Иван молча, сердито сдвинув брови, смутно понимая, что делает нехорошо, и все больше и больше сердясь, принял этот стакан и сразу, не отрываясь, выпил весь до дна.
— Вот и отлично, — воскликнул учитель, — итти домой веселее! Еще не хочешь ли?
— Спасибо! — едва переводя дух, вымолвил Иван. — Много довольны… гостей угощай… спасибо, уважил!
— Да ты никак сердишься, а? Чудак, не могу же я тебя к ним пригласить!.. Обидятся… скажут: ‘Вот привел’!..
— Где уж нам! — как-то сразу опьянев, ответил Иван,— где уж!.. Вы — господа, а мы — сволочь… Гм! А ко мне вон, небось, придешь, у порога не подношу, за стол сажаю!
— Да будет тебе! Хошь, еще поднесу — и ступай с богом.
— Чего ему подносить-то? — вступилась в разговор работница.— Будет с него… подали баранку — ступай вон!.. Поднесешь ему, а он нажрется, будет здесь валяться, как падаль какая… блявать начнет, а я подчищай за каждым чортом. Видали мы эту падаль-то…
Иван обернулся к ней и посмотрел. Она глядела на него прищурясь и скалила зубы. Иван почувствовал сразу, как у него что-то прихлынуло к горлу и стало душить. Он весь затрясся и, захлебываясь, стараясь выговорить: ‘Я падаль… так я падаль’, размахнулся и ударил ее кулаком по лицу…
— О-о-о-х! — охнула она и упала на пол, уронив скамейку.
— Вот тебе падаль! Вот тебе падаль! — зарычал Иван не своим голосом, превратившись сразу в какого-то страшного зверя и забывая все. — Я тебе покажу падаль!.. Я тебе покажу!.. Убью!..
— Хо-хо-хо!

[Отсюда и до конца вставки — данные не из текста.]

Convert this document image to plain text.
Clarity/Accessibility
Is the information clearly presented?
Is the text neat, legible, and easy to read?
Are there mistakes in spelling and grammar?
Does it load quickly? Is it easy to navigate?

Ох, хо-хо-хо! — заржал довольный Руль. — Ловко!..
Учитель схватил обезумевшего, ругавшегося Ивана сзади за руки и начал толкать в дверь.
— Сволочи вы все-то тут! — орал Иван, упираясь. — Я зачем пришел? Ты думаешь, вина твоего не видал?.. Я так пришел… думал поговорить… думал время провесть… А вы вона!.. Сволочи!..
Ему вдруг стало так горько и обидно и жалко самого себя, что он заплакал.
— Иди, иди, иди! — кричал учитель, толкая его сзади…
— Не толкайся… пусти!.. Пусти, говорят! Я и так уйду — без толканья…
— Уходи! Уходи! Уходи! Ну тебя к чорту!.. У меня гости…
— А-а-а, гости!.. У тебя гости, а я, стало быть, не гость.., не человек я… мужик… конфузно! Ко мне, небось, придешь — мне не конфузно…
— Приходи трезвый…
— А-а-а, трезвый! А-а-а, трезвый… А ты знаешь — может, не я пью-то, а горе мое пьет!.. Сладко мне, сладко!.. Ты не толкайся! — закричал он еще шибче, вырвавшись и грозя кулаком. — Помни… помни, сволота проклятая!.. Провалиться бы вам всем тут, дармоедам!..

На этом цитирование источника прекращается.